Whole words only

Thursday, May 24, 2018

Use sitemaps to guide Blossom spider

As websites become more dynamic, some links may be generated programmatically rather than specified directly in HTML. While the Blossom spider does search Javascript for URLs embedded in strings, it does not execute Javascript. As a result, URLs generated by string operations can be overlooked.

The spider was recently enhanced to read sitemaps as a way to guide its traversal of a site. By specifying a sitemap in the "include" list for an index, the spider will visit each URL in the sitemap.
 A sitemap is an XML file that lists the URLs on a website. (See https://www.sitemaps.org/ for details.)

For Blossom, the list doesn't have to contain all the URLs on a site; it only needs to include those URLs generated dynamically.

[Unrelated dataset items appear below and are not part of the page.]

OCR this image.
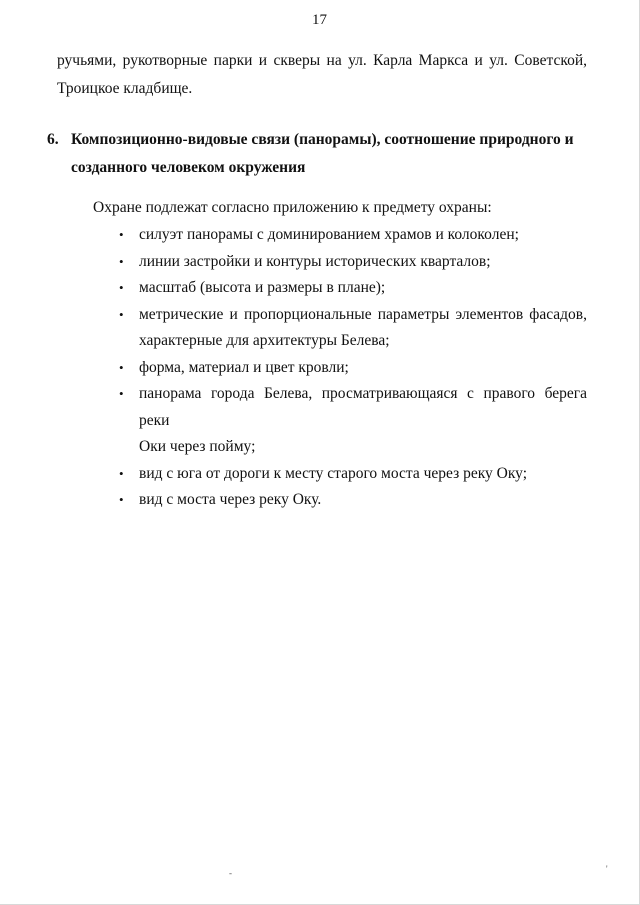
17
ручьями, рукотворные парки и скверы на ул. Карла Маркса и ул. Советской,
Троицкое кладбище.
6. Композиционно-видовые связи (панорамы), соотношение природного и
созданного человеком окружения
Охране подлежат согласно приложению к предмету охраны:
• силуэт панорамы с доминированием храмов и колоколен;
• линии застройки и контуры исторических кварталов;
• масштаб (высота и размеры в плане);
• метрические и пропорциональные параметры элементов фасадов,
характерные для архитектуры Белева;
• форма, материал и цвет кровли;
• панорама города Белева, просматривающаяся с правого берега реки
Оки через пойму;
• вид с юга от дороги к месту старого моста через реку Оку;
• вид с моста через реку Оку.
-	'
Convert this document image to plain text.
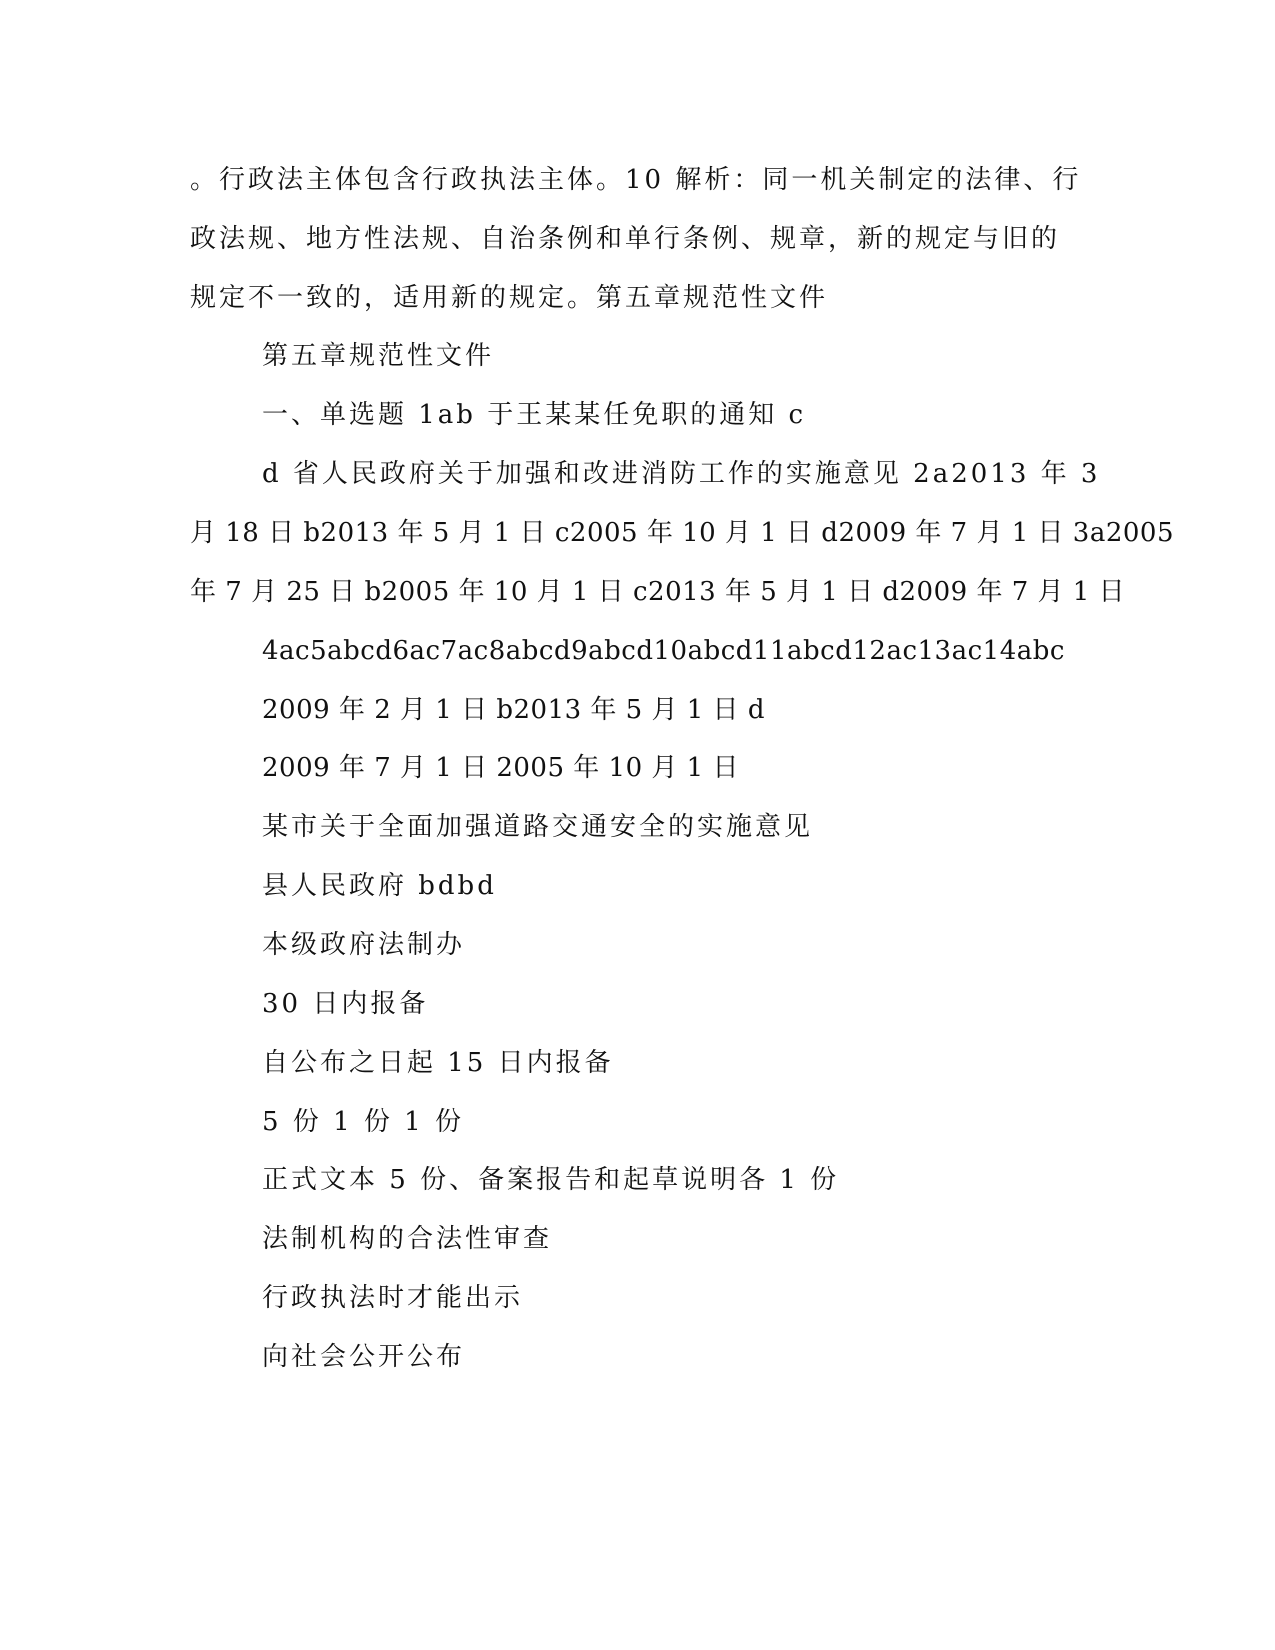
。行政法主体包含行政执法主体。10 解析：同一机关制定的法律、行
政法规、地方性法规、自治条例和单行条例、规章，新的规定与旧的
规定不一致的，适用新的规定。第五章规范性文件
第五章规范性文件
一、单选题 1ab 于王某某任免职的通知 c
d 省人民政府关于加强和改进消防工作的实施意见 2a2013 年 3
月 18 日 b2013 年 5 月 1 日 c2005 年 10 月 1 日 d2009 年 7 月 1 日 3a2005
年 7 月 25 日 b2005 年 10 月 1 日 c2013 年 5 月 1 日 d2009 年 7 月 1 日
4ac5abcd6ac7ac8abcd9abcd10abcd11abcd12ac13ac14abc
2009 年 2 月 1 日 b2013 年 5 月 1 日 d
2009 年 7 月 1 日 2005 年 10 月 1 日
某市关于全面加强道路交通安全的实施意见
县人民政府 bdbd
本级政府法制办
30 日内报备
自公布之日起 15 日内报备
5 份 1 份 1 份
正式文本 5 份、备案报告和起草说明各 1 份
法制机构的合法性审查
行政执法时才能出示
向社会公开公布
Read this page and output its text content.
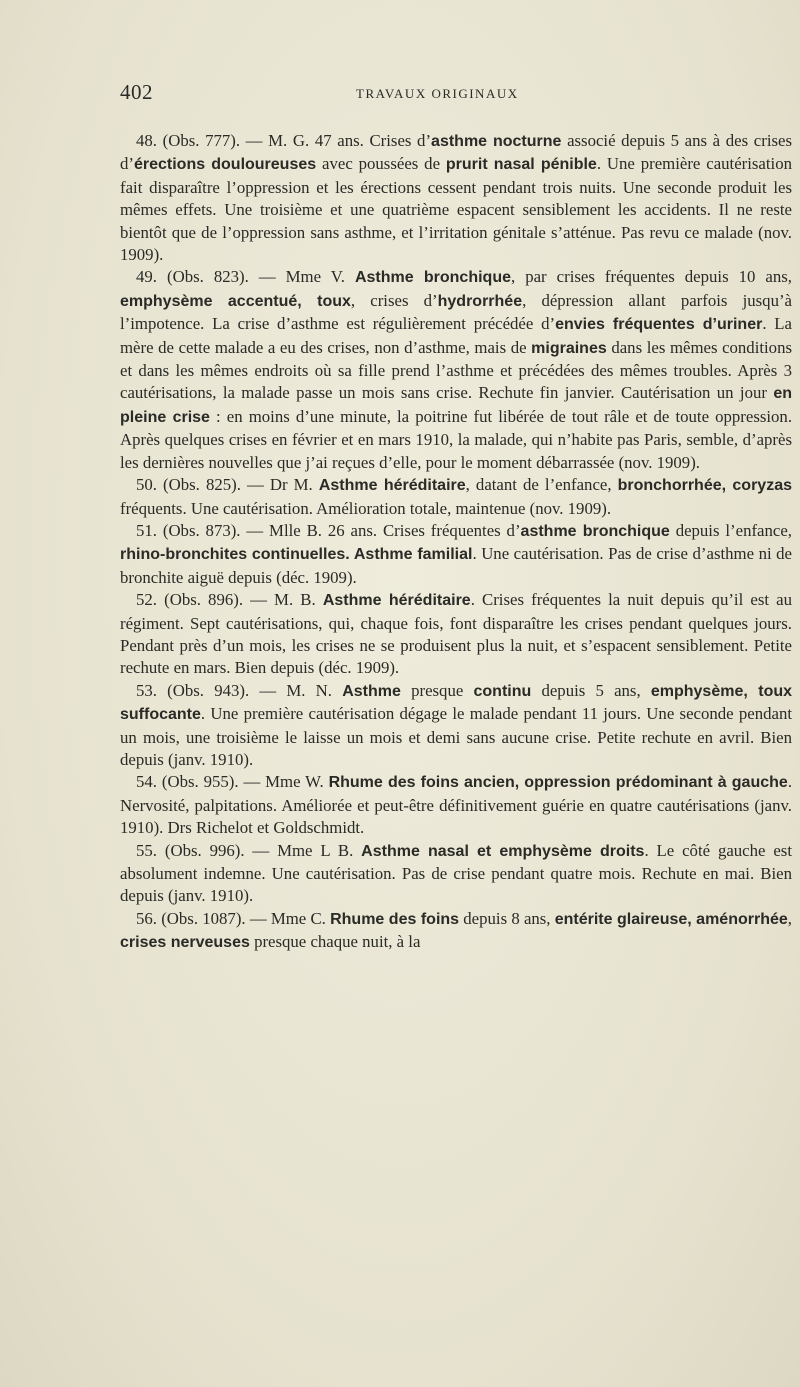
402	TRAVAUX ORIGINAUX

48. (Obs. 777). — M. G. 47 ans. Crises d’asthme nocturne associé depuis 5 ans à des crises d’érections douloureuses avec poussées de prurit nasal pénible. Une première cautérisation fait disparaître l’oppression et les érections cessent pendant trois nuits. Une seconde produit les mêmes effets. Une troisième et une quatrième espacent sensiblement les accidents. Il ne reste bientôt que de l’oppression sans asthme, et l’irritation génitale s’atténue. Pas revu ce malade (nov. 1909).

49. (Obs. 823). — Mme V. Asthme bronchique, par crises fréquentes depuis 10 ans, emphysème accentué, toux, crises d’hydrorrhée, dépression allant parfois jusqu’à l’impotence. La crise d’asthme est régulièrement précédée d’envies fréquentes d’uriner. La mère de cette malade a eu des crises, non d’asthme, mais de migraines dans les mêmes conditions et dans les mêmes endroits où sa fille prend l’asthme et précédées des mêmes troubles. Après 3 cautérisations, la malade passe un mois sans crise. Rechute fin janvier. Cautérisation un jour en pleine crise : en moins d’une minute, la poitrine fut libérée de tout râle et de toute oppression. Après quelques crises en février et en mars 1910, la malade, qui n’habite pas Paris, semble, d’après les dernières nouvelles que j’ai reçues d’elle, pour le moment débarrassée (nov. 1909).

50. (Obs. 825). — Dr M. Asthme héréditaire, datant de l’enfance, bronchorrhée, coryzas fréquents. Une cautérisation. Amélioration totale, maintenue (nov. 1909).

51. (Obs. 873). — Mlle B. 26 ans. Crises fréquentes d’asthme bronchique depuis l’enfance, rhino-bronchites continuelles. Asthme familial. Une cautérisation. Pas de crise d’asthme ni de bronchite aiguë depuis (déc. 1909).

52. (Obs. 896). — M. B. Asthme héréditaire. Crises fréquentes la nuit depuis qu’il est au régiment. Sept cautérisations, qui, chaque fois, font disparaître les crises pendant quelques jours. Pendant près d’un mois, les crises ne se produisent plus la nuit, et s’espacent sensiblement. Petite rechute en mars. Bien depuis (déc. 1909).

53. (Obs. 943). — M. N. Asthme presque continu depuis 5 ans, emphysème, toux suffocante. Une première cautérisation dégage le malade pendant 11 jours. Une seconde pendant un mois, une troisième le laisse un mois et demi sans aucune crise. Petite rechute en avril. Bien depuis (janv. 1910).

54. (Obs. 955). — Mme W. Rhume des foins ancien, oppression prédominant à gauche. Nervosité, palpitations. Améliorée et peut-être définitivement guérie en quatre cautérisations (janv. 1910). Drs Richelot et Goldschmidt.

55. (Obs. 996). — Mme L B. Asthme nasal et emphysème droits. Le côté gauche est absolument indemne. Une cautérisation. Pas de crise pendant quatre mois. Rechute en mai. Bien depuis (janv. 1910).

56. (Obs. 1087). — Mme C. Rhume des foins depuis 8 ans, entérite glaireuse, aménorrhée, crises nerveuses presque chaque nuit, à la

Other URLs can be picked up in the standard way by including the site's home page. For example, this include list can be used find all URLs on mysite.com:
https://www.mysite.com
!https://www.mysite.com/sitemap.xml
Notice two things. First that it's okay if there is overlap between the sitemap and other seed URLs in the include list; the spider will remove any duplicates. Also notice that the sitemap line starts with "!". This tells the spider to scan the file sitemap.xml for URLs, but not to include the text in sitemap.xml in the search index.